Vivo con un diagnóstico de Parkinson desde hace unos dos años y medio. Los síntomas se me revelaron hace ahora cinco años cuando, en medio de las horribles restricciones a la libertad en la época de la pandemia, después de largos días trabajando delante del ordenador (aquel año impartíamos las clases en remoto a través de la pantalla y además estaba dedicado intensamente a la preparación de un congreso europeo, también en remoto), empezó a dolerme el brazo derecho con una fuerte contractura por encima del hombro. Parecía algo postural, por culpa de las largas horas sentado delante del ordenador. Luego continuó con un episodio en que, una mañana, me desperté con una terrible sensación de parálisis en la cara que se trasladó a un persistente dolor de cabeza que arrastro hasta hoy y que, felizmente, por fin parece que me lo están tratando con eficacia. No es momento ahora de lamentarse del infame periplo médico que me hizo pasar una ya fallecida médica de cabecera que, hasta ese momento, me había tratado con muy buena atención pero que se empeñó en que lo que me sucedía era fruto del estrés. Estrés tenía, por supuesto, pero sin duda había algo más detrás.
El periplo de alrededor de dos años y medio de dolor sin diagnóstico fue sin duda el tiempo más duro. Que tu cuerpo vaya fallando poco a poco (cada día te duele la cabeza sin remedio, un día tienes una extraña sensación de que el brazo se te queda paralizado cuando vas conduciendo el coche, otro día, meses después, el dolor pasa la pierna y a la punta de los dedos del pie, un día te das cuenta de que el brazo derecho no oscila cuando caminas…), sin respuesta, es una vivencia tremenda de incertidumbre. Un día, felizmente, una joven doctora sustituta por fin me envió a una consulta de neurología, donde pronto le dieron un nombre a lo que me pasaba, o a parte de lo que me pasaba. Curiosamente, la ciencia, que es básicamente un campo de poder donde se atribuyen etiquetas a diversos procesos, tiene desvinculado el diagnóstico de Parkinson del dolor de cabeza, a pesar de las múltiples evidencias (estas sí, evidencias) de que muchos pacientes sufrimos dolor de cabeza vinculado con la enfermedad. Lo que pasa es que no debe haber mucho interés en desarrollar fármacos sobre este tema, lo cual, como todos sabemos, es el motor principal de la investigación médica.

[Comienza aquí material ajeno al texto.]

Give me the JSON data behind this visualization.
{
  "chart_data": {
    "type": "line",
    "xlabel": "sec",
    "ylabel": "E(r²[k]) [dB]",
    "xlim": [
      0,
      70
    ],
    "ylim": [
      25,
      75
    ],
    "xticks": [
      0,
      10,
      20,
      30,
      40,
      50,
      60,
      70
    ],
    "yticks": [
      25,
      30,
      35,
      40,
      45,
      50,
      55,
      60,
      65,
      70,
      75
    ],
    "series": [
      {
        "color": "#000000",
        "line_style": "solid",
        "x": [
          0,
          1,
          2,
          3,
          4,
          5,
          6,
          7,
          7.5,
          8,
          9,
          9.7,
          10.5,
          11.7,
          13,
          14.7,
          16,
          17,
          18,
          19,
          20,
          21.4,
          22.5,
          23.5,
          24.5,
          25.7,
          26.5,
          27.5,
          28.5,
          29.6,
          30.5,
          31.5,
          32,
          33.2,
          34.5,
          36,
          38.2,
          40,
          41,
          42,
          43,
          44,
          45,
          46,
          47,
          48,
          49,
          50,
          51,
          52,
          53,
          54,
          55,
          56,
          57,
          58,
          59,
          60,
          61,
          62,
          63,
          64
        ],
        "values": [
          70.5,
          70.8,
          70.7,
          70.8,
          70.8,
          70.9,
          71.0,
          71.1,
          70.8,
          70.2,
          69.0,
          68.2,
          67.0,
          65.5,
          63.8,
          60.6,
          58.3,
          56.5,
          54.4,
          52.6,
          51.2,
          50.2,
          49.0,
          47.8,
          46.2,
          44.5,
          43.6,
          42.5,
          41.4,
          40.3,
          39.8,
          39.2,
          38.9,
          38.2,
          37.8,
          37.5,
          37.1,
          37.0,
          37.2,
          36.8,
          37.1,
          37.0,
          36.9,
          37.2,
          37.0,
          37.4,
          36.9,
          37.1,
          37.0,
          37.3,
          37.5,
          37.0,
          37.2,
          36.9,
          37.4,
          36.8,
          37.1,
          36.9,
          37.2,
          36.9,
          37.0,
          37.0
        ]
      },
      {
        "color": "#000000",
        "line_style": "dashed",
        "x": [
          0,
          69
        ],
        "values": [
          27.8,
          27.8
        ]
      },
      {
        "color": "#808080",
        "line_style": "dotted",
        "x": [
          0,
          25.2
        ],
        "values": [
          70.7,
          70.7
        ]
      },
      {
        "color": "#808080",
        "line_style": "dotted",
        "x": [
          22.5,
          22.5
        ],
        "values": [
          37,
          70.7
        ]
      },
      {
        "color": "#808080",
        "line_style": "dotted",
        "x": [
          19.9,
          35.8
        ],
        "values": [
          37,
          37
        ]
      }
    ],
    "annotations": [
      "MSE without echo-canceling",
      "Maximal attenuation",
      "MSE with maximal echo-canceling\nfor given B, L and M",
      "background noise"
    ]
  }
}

Pero bueno, vivir con Parkinson es toda una experiencia que, si te ha tocado vivirla, te impone importantes desafíos en tu vida. Sigo trabajando en la universidad. Estar en clase transmitiendo un mensaje y hablando en público demuestra ser una actividad que genera dopamina, y por tanto salud dentro de la enfermedad. Tengo un respeto enorme por los estudiantes a los que trato en la universidad, y encuentro que ellos me lo tienen a mí. Mientras esta combinación siga funcionando, intentaré seguir al pie del cañón. Pongo todo mi esfuerzo en ello.
Tras el diagnóstico es normal pasar por fases difíciles, aunque para mí las más difíciles fueron, como digo, las previas a ponerle un nombre a mi situación. A partir de ahí todo es luchar, seguir adelante, poner prioridades vitales, personales y también laborales. La vida cambia, la rutina pasa a incluir una serie de medicamentos que hay que tomar siempre, situaciones de ensayo y error, pero también se incluyen nuevos desafíos, darte cuenta de que lo que mejor te va es estar activo en todas las dimensiones de la vida. Tomás conciencia, por narices, de tu cuerpo, de sus capacidades y limitaciones. Valoras mucho más las cosas buenas que tiene la vida en este planeta… Seguimos.